No he conocido a mujeres que no hayan sido violentadas en sus relaciones amorosas con hombres y, aun así, el plano amoroso resulta ser socialmente relevante: pareciera ser que todos los otros planos sociales se subsumen a este. Y no es que no se pueda discutir sobre ello, sino que ocupa demasiado tiempo. Y, en la mayoría de los casos, el empleado en reflexionar al respecto podría ocuparse en otras labores aún más importantes para nuestro desarrollo. Simplemente, las mujeres tenemos que dejar de hablar de hombres. Con ello, no eximo, evidentemente, a la comunicación que sí debe mantenerse entre quienes se encuentran viviendo una relación violenta, pues conocer qué tal van las cosas ahí podría, literalmente, salvarles la vida. 

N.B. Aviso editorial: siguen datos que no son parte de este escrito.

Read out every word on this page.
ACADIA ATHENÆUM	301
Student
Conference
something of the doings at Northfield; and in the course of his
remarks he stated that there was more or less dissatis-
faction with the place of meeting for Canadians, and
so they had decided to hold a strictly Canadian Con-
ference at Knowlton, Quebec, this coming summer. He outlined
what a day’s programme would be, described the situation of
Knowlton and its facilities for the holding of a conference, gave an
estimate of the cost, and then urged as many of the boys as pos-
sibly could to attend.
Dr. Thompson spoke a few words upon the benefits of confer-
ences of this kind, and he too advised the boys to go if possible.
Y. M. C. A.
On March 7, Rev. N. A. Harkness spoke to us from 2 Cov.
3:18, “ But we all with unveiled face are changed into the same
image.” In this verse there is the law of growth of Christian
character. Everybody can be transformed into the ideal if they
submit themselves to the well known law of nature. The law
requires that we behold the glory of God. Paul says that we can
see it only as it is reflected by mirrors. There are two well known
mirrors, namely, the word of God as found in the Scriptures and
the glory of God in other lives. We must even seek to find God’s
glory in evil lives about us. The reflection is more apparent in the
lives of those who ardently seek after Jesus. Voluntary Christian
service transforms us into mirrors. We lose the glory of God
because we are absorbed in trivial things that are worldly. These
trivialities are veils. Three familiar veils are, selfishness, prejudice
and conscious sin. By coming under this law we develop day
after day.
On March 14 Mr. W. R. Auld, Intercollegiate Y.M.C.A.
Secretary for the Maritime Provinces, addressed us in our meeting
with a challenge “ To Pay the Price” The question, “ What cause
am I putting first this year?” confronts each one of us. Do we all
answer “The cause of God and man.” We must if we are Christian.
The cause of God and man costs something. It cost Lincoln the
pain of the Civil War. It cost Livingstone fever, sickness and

No es nuestro rol educar a los hombres ni guiarlos en el camino de la responsabilidad afectiva. Sin embargo, resulta muy curioso que aún existan pocos espacios de discusión entre ellos acerca de sus acciones respecto de las mujeres. Es curioso también que se sienta tan fácil decirle a una amiga que salga de ahí cuando es ahí donde reside su estabilidad económica o quizás, la única relación en la que se ha sentido amada en un mundo que le enseña a no amarse o a depender del mercado y sus productos de cosmética para subsanar sus imperfecciones. En un mundo que enseña que vivir con un hombre es más seguro que vivir sola, es evidente que relaciones violentas sigan existiendo o pasando inadvertidas. 

Con todo, es evidente que no tenemos respuestas correctas ni unívocas para resolver la problemática del amor y las relaciones afectivas, sin embargo, la soltería sigue siendo un lugar mucho más seguro de habitar, porque, en contra de las creencias sociales, es precisamente en este espacio en que nos vivimos en paz, libertad, goce y buena compañía. Y con más dudas que certezas, existen claves a las que atender cuando nos relacionemos y decidamos deliberadamente compartir nuestra vida con un otro: somos seres humanos completos y complejos con capacidad de amar. Que la ley hedónica sea nuestra guía. Que no necesitemos a nadie que nos complete, sino que nos ame en respeto, sinceridad, consentimiento y voluntad. Los cariños malos; al cadalso.